Why are band pass filters asymmetrical?

[Ben B]

Here's something that's confusing to me. Say you have a one-octave band pass filter, centered around 1000 Hz. The mathematics of such a filter place the minimum and maximum frequencies at about 707 Hz and 1414 Hz, respectively.

If that is so, the midpoint between those minimum and maximum frequencies is actually around 1060 Hz (not the original 1000 Hz from which the calculations began).

Why?

I'm finding this to be the case for all band pass filters. When I do the calculations, the original center frequency is never the ending center frequency (although it's always close).

What gives here?

-Ben B

[j_j]

Quote:

Originally Posted by Ben B

Here's something that's confusing to me. Say you have a one-octave band pass filter, centered around 1000 Hz. The mathematics of such a filter place the minimum and maximum frequencies at about 707 Hz and 1414 Hz, respectively.

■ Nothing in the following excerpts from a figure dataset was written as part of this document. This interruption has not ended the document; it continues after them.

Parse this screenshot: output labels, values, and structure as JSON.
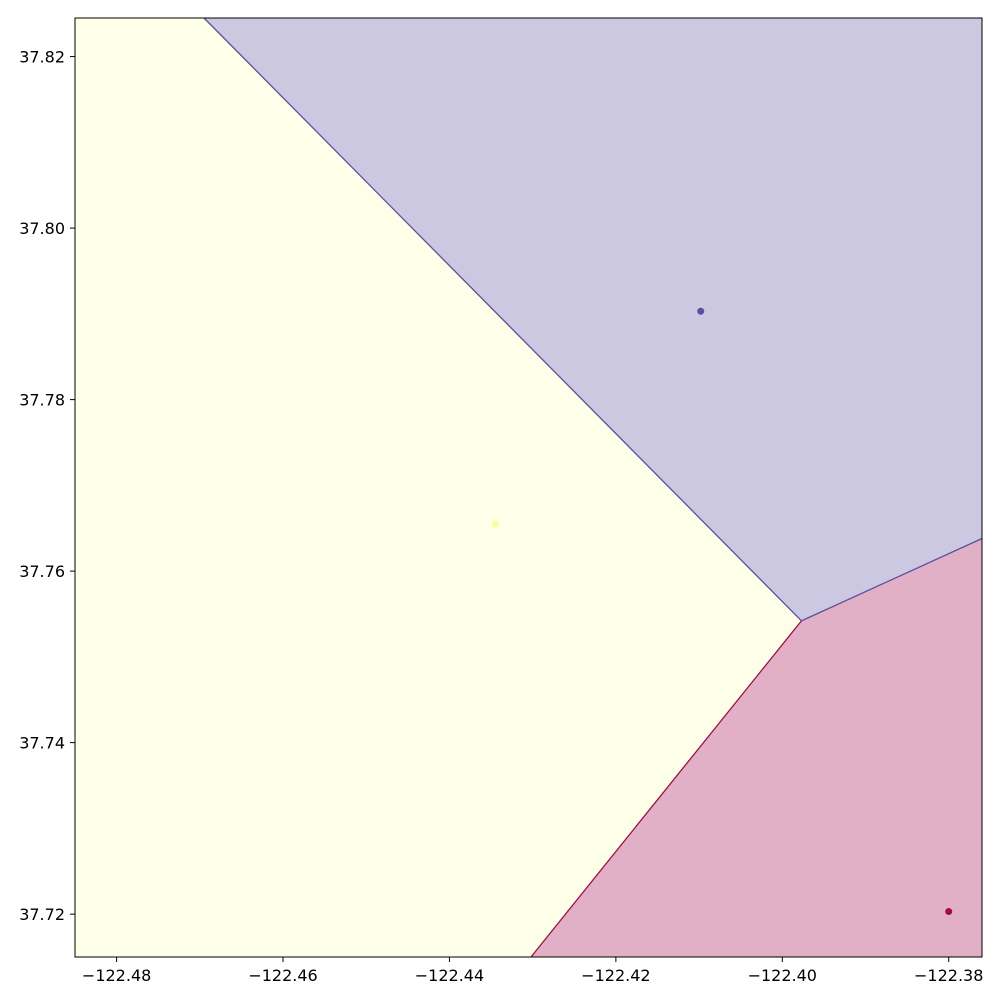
{
  "chart_data": {
    "type": "scatter",
    "subtype": "voronoi-map",
    "title": "",
    "xlabel": "",
    "ylabel": "",
    "xlim": [
      -122.485,
      -122.376
    ],
    "ylim": [
      37.715,
      37.8245
    ],
    "grid": false,
    "legend": "none",
    "x_ticks": [
      -122.48,
      -122.46,
      -122.44,
      -122.42,
      -122.4,
      -122.38
    ],
    "x_tick_labels": [
      "−122.48",
      "−122.46",
      "−122.44",
      "−122.42",
      "−122.40",
      "−122.38"
    ],
    "y_ticks": [
      37.72,
      37.74,
      37.76,
      37.78,
      37.8,
      37.82
    ],
    "y_tick_labels": [
      "37.72",
      "37.74",
      "37.76",
      "37.78",
      "37.80",
      "37.82"
    ],
    "series": [
      {
        "color": "#fbfe9a",
        "fill": "#feffe9",
        "point": {
          "x": -122.4345,
          "y": 37.7655
        },
        "polygon": [
          [
            -122.485,
            37.715
          ],
          [
            -122.485,
            37.8245
          ],
          [
            -122.4695,
            37.8245
          ],
          [
            -122.3977,
            37.7542
          ],
          [
            -122.4302,
            37.715
          ]
        ]
      },
      {
        "color": "#5c4f9d",
        "fill": "#cdc8e2",
        "point": {
          "x": -122.4098,
          "y": 37.7903
        },
        "polygon": [
          [
            -122.4695,
            37.8245
          ],
          [
            -122.376,
            37.8245
          ],
          [
            -122.376,
            37.7638
          ],
          [
            -122.3977,
            37.7542
          ]
        ]
      },
      {
        "color": "#a00d45",
        "fill": "#e1b0c6",
        "point": {
          "x": -122.38,
          "y": 37.7203
        },
        "polygon": [
          [
            -122.4302,
            37.715
          ],
          [
            -122.3977,
            37.7542
          ],
          [
            -122.376,
            37.7638
          ],
          [
            -122.376,
            37.715
          ]
        ]
      }
    ]
  }
}
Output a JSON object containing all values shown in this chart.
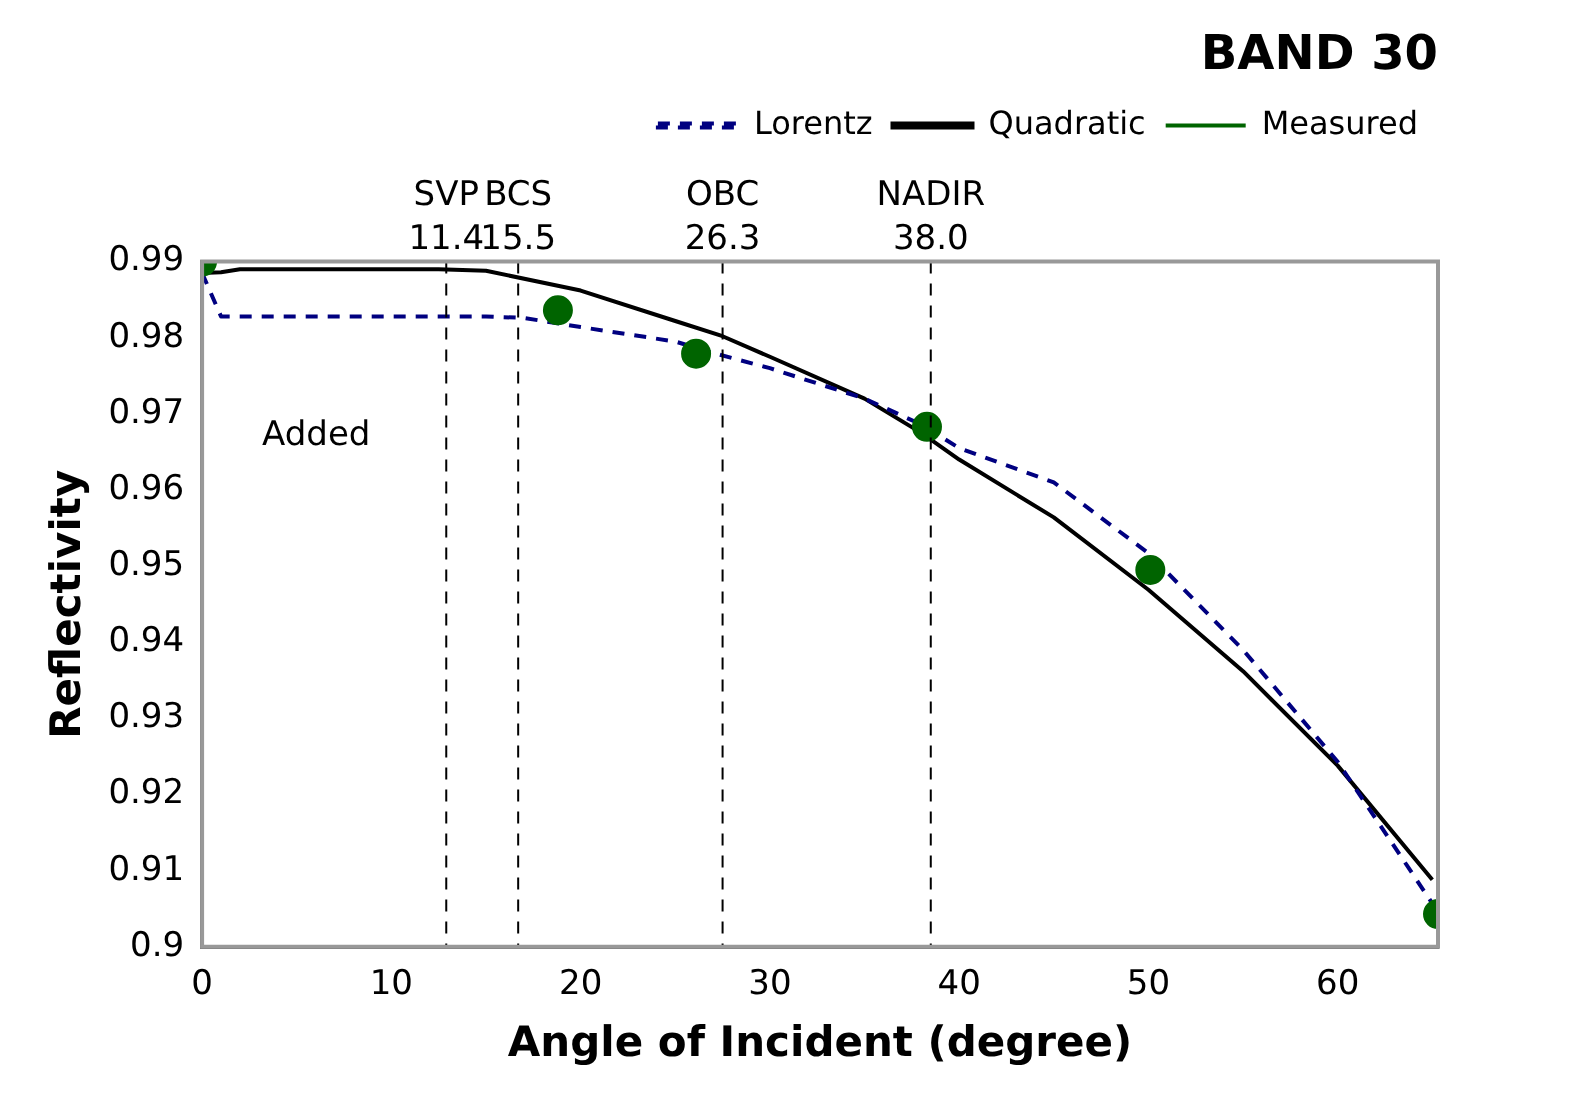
{
  "chart_data": {
    "type": "line",
    "title": "BAND 30",
    "xlabel": "Angle of Incident (degree)",
    "ylabel": "Reflectivity",
    "xlim": [
      0,
      65.3
    ],
    "xticks": [
      0,
      10,
      20,
      30,
      40,
      50,
      60
    ],
    "ylim": [
      0.9,
      0.99
    ],
    "yticks": [
      0.9,
      0.91,
      0.92,
      0.93,
      0.94,
      0.95,
      0.96,
      0.97,
      0.98,
      0.99
    ],
    "legend": "top right",
    "grid": false,
    "series": [
      {
        "name": "Lorentz",
        "type": "line",
        "line_style": "dashed",
        "marker": "none",
        "color": "#000080",
        "x": [
          0,
          1,
          5,
          10,
          15,
          17,
          20,
          25,
          27,
          30,
          35,
          38,
          40,
          45,
          50,
          55,
          60,
          65
        ],
        "values": [
          0.9885,
          0.9828,
          0.9828,
          0.9828,
          0.9828,
          0.9826,
          0.9814,
          0.9795,
          0.978,
          0.976,
          0.972,
          0.9686,
          0.9655,
          0.961,
          0.9517,
          0.939,
          0.9243,
          0.9057
        ]
      },
      {
        "name": "Quadratic",
        "type": "line",
        "line_style": "solid",
        "marker": "none",
        "color": "#000000",
        "x": [
          0,
          1,
          2,
          5,
          10,
          12.5,
          15,
          20,
          25,
          27.5,
          30,
          35,
          38,
          40,
          45,
          50,
          55,
          60,
          65
        ],
        "values": [
          0.9885,
          0.9886,
          0.989,
          0.989,
          0.989,
          0.989,
          0.9888,
          0.9862,
          0.9822,
          0.9802,
          0.9775,
          0.972,
          0.9675,
          0.964,
          0.9564,
          0.9469,
          0.9362,
          0.9238,
          0.9088
        ]
      },
      {
        "name": "Measured",
        "type": "scatter",
        "marker": "circle",
        "color": "#006400",
        "x": [
          0,
          18.8,
          26.1,
          38.3,
          50.1,
          65.3
        ],
        "values": [
          0.99,
          0.9836,
          0.9779,
          0.9683,
          0.9495,
          0.9043
        ]
      }
    ],
    "ref_lines": [
      {
        "axis": "x",
        "value": 12.9,
        "label": "SVP\n11.4",
        "line_style": "dashed",
        "color": "#000000"
      },
      {
        "axis": "x",
        "value": 16.7,
        "label": "BCS\n15.5",
        "line_style": "dashed",
        "color": "#000000"
      },
      {
        "axis": "x",
        "value": 27.5,
        "label": "OBC\n26.3",
        "line_style": "dashed",
        "color": "#000000"
      },
      {
        "axis": "x",
        "value": 38.5,
        "label": "NADIR\n38.0",
        "line_style": "dashed",
        "color": "#000000"
      }
    ],
    "annotations": [
      "Added"
    ]
  }
}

If that is so, the midpoint between those minimum and maximum frequencies is actually around 1060 Hz (not the original 1000 Hz from which the calculations began).

Why?

I'm finding this to be the case for all band pass filters. When I do the calculations, the original center frequency is never the ending center frequency (although it's always close).

What gives here?

-Ben B

There is a difference between 'z' domain filters (sampled) and 's' (analog) filters in this regard. 's' domain works, effectively, on the log domain, and the "center" is the geometric mean of the lower and upper cutoffs, i.e. sqrt(707 * 1414), which is going to get you back to your 1kHz.

The 'z' domain could do several things, depending on how the filter is designed. If it's a single pole-pair, then it will exhibit the symmetry that you originally expected. This is not the usual way of building 'z' domain filters, and as such, there may be substantial differences that are too complex to explain in a short article.

[hcholm]

When dealing with frequencies, you'll normally multiply, not add. Frequency is perceived by the ear in a logarithmic manner. Frequency intervals in a musical scale are defined by factors to multiply by, not differences to add.

Jumping an octave is the same as doubling the frequency. In this case, the octave is from 707 Hz to 2 * 707 Hz = 1414 Hz. Half an octave (= the tritone interval) is the square root of 2, approx. 1.414. Thus 707 * sqrt(2) ~= 707 * 1.414 ~= 1000. Multiply again to get to 1000 * sqrt(2) = 1414, an octave above 707.

A general formula to find the midpoint is min * sqrt(max/min). Here: 707 * sqrt(1414/707) = 707 * sqrt(2) ~= 1000.

[Ben B]

Awesome!

I suspected something along these lines, akin to multiplying frequency ratios to obtain the ratios of larger intervals, as in Just Intonation.

You're helped me understand this much more clearly. I appreciate it!

-Ben B

[j_j]

Quote:

Originally Posted by hcholm

When dealing with frequencies, you'll normally multiply, not add. Frequency is perceived by the ear in a logarithmic manner. Frequency intervals in a musical scale are defined by factors to multiply by, not differences to add.

Indeed, but that is not why an analog filter works on a logarithmic frequency scale.

Just to point out that the relationship is due to the physics of the situation, the cause is physics, and the results are both the critical band scale of the ear (which is not even close to logarithmic at low (under 700Hz) frequencies, by the way) and the way analog filters work.

Quote:

Jumping an octave is the same as doubling the frequency. In this case, the octave is from 707 Hz to 2 * 707 Hz = 1414 Hz. Half an octave (= the tritone interval) is the square root of 2, approx. 1.414. Thus 707 * sqrt(2) ~= 707 * 1.414 ~= 1000. Multiply again to get to 1000 * sqrt(2) = 1414, an octave above 707.

A general formula to find the midpoint is min * sqrt(max/min). Here: 707 * sqrt(1414/707) = 707 * sqrt(2) ~= 1000.

Now on that we agree. The midpoint of any analog filter consisting of one pole pair is the geometric, not arithmetic, mean of the edges.

[Ben B]

Yes, yes, yes. This all makes perfect sense to me now. Thank you so much.

-Ben B